W ubiegłym tygodniu pisałem o badaniach dzieci z autyzmem przy pomocy fMRI i możliwym zastosowaniu tej metody w diagnozowaniu autyzmu. Dzisiaj chciałbym napomknąć o kolejnym eksperymencie w tym obszarze.
Obszary odpowiedzialne za funkcje językowe i umiejętności komunikacyjne są mniej zsynchronizowane funkcjonalnie między obu półkulami u małych dzieci z autyzmem niż u ich rówieśników z opóźnieniem rozwoju mowy lub rozwijających się prawidłowo.
Jest to wniosek z badań prowadzonych pod kierunkiem naukowców z University of California w San Diego prowadzonych wspólnie z badaczami z Izraela i Pittsburgha (Weizmann Institute and Carnegie Mellon University).
Im słabsza była synchronizacja, tym poważniejsze trudności w komunikacji wykazywało badane dziecko.
Synchronizacja taka oznacza skoordynowany czas aktywności neuronów w różnych obszarach mózgu. Badania prowadzono podczas snu, ponieważ nawet wtedy neurony w wydzielonych obszarach należących do układu związanego z daną funkcją zawsze pozostają w synchronizacji.
Jest to kolejny wniosek, który przybliża możliwość obiektywnego diagnozowania autyzmu przy pomocy funkcjonalnego magnetycznego rezonansu jądrowego (fMRI) jako metody wspomagającej.
O innych badaniach związanych z obrazowaniem mózgu i ich potencjalną rolą w diagnozowaniu zaburzeń ze spektrum autyzmu pisałem w grudniu 2010 r.

Źródło:
Neuron, 23 czerwca 2011 r., vol. 70 (6)
tutaj

poniedziałek, 1 sierpnia 2011

Obrazowanie mózgu - może być pomocne w diagnozowaniu autyzmu

Eksperyment z użyciem funkcjonalnego magnetycznego rezonansu jądrowego (fMRI) przeprowadzono w Columbia University w Nowym Yorku.
Raport z badań ukaże się w sierpniu w czasopiśmie Radiology, a od końca maja jest już dostępny on-line.
Badano dzieci w wieku ok. 12 lat: piętnaścioro zdrowych stanowiło grupę kontrolną, dwanaścioro autystycznych o słabych funkcjach językowych - grupę badaną. Dzieci słuchały nagrania własnych rodziców mówiących do nich, podczas gdy naukowcy badali aktywność pracujących wtedy neuronów.
Obserwowano dwa obszary mózgu: pierwotną korę słuchową (A1) oraz zakręt skroniowy górny (STG).
Aktywność w rejonie A1 nie różniła się istotnie w grupie pacjentów autystycznych oraz w grupie kontrolnej.

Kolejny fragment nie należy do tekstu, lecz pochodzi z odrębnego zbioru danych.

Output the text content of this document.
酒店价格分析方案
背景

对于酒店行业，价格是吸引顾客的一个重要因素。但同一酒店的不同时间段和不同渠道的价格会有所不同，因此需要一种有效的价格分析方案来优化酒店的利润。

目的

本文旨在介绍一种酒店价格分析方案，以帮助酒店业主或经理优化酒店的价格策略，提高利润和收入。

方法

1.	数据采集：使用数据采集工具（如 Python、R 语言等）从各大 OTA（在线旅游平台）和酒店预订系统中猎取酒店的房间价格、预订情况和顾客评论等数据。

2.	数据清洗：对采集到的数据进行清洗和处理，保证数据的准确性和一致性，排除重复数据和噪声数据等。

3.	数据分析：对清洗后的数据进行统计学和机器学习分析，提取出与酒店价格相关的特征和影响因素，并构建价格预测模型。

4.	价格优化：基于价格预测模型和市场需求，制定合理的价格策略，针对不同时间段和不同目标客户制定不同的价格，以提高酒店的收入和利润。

W tej drugiej jednak aktywność w rejonie STG była zdecydowanie większa niż w grupie "autystycznej".
STG jest związane z rozumieniem wypowiedzi i wydaje się, że ten obszar mózgu u badanych autystów nie był tak wrażliwy na narrację jak u dzieci zdrowych.
Jest to kolejne badanie, które daje nadzieję na zastosowanie pomocniczych, obiektywnych metod we wczesnym diagnozowaniu autyzmu.
W innych badaniach tego typu, wspomnianych przeze mnie w grudniu 2010 r. stwierdzono, że układ połączeń w mózgu osób z autyzmem różni się znacznie w porównaniu do osób z prawidłową czynnością mózgu. Dotyczyło to obszarów w płacie skroniowym, m. in. właśnie zakrętu skroniowego górnego.

Źródło:
Radiology, 31 maja 2011 r. (przed drukiem)
tutaj

poniedziałek, 28 lutego 2011

EEG a diagnozowanie autyzmu - nowe badanie

Dzięki połączeniu tradycyjnego badania elektroencefalograficznego (EEG) oraz techniki analizy komputerowej nazwanej modified multiscale entropy (mMSE) można próbować bezinwazyjnie identyfikować dzieci z grupy ryzyka rozwoju autyzmu.
Bazując na teorii chaosu analizuje się zmierzone wzory aktywności elektrycznej mózgu, które dają pośrednie informacje o organizacji połączeń w mózgu. Algorytmy komputerowe mogą pomóc dostrzec takie zależności, niemożliwe do zaobserwowania w standardowych badaniach.

Teoria chaosu opisuje zmiany danego układu w czasie, gdy niewielkie zaburzenie warunków początkowych powoduje rosnące zmiany w zachowaniu układu („efekt motyla”). Znikoma różnica na jakimś etapie może po dłuższym czasie urosnąć do dowolnie dużych rozmiarów. Systemy o charakterze deterministycznym mogą wskutek nawet małego zaburzenia parametrów przestać być przewidywalne.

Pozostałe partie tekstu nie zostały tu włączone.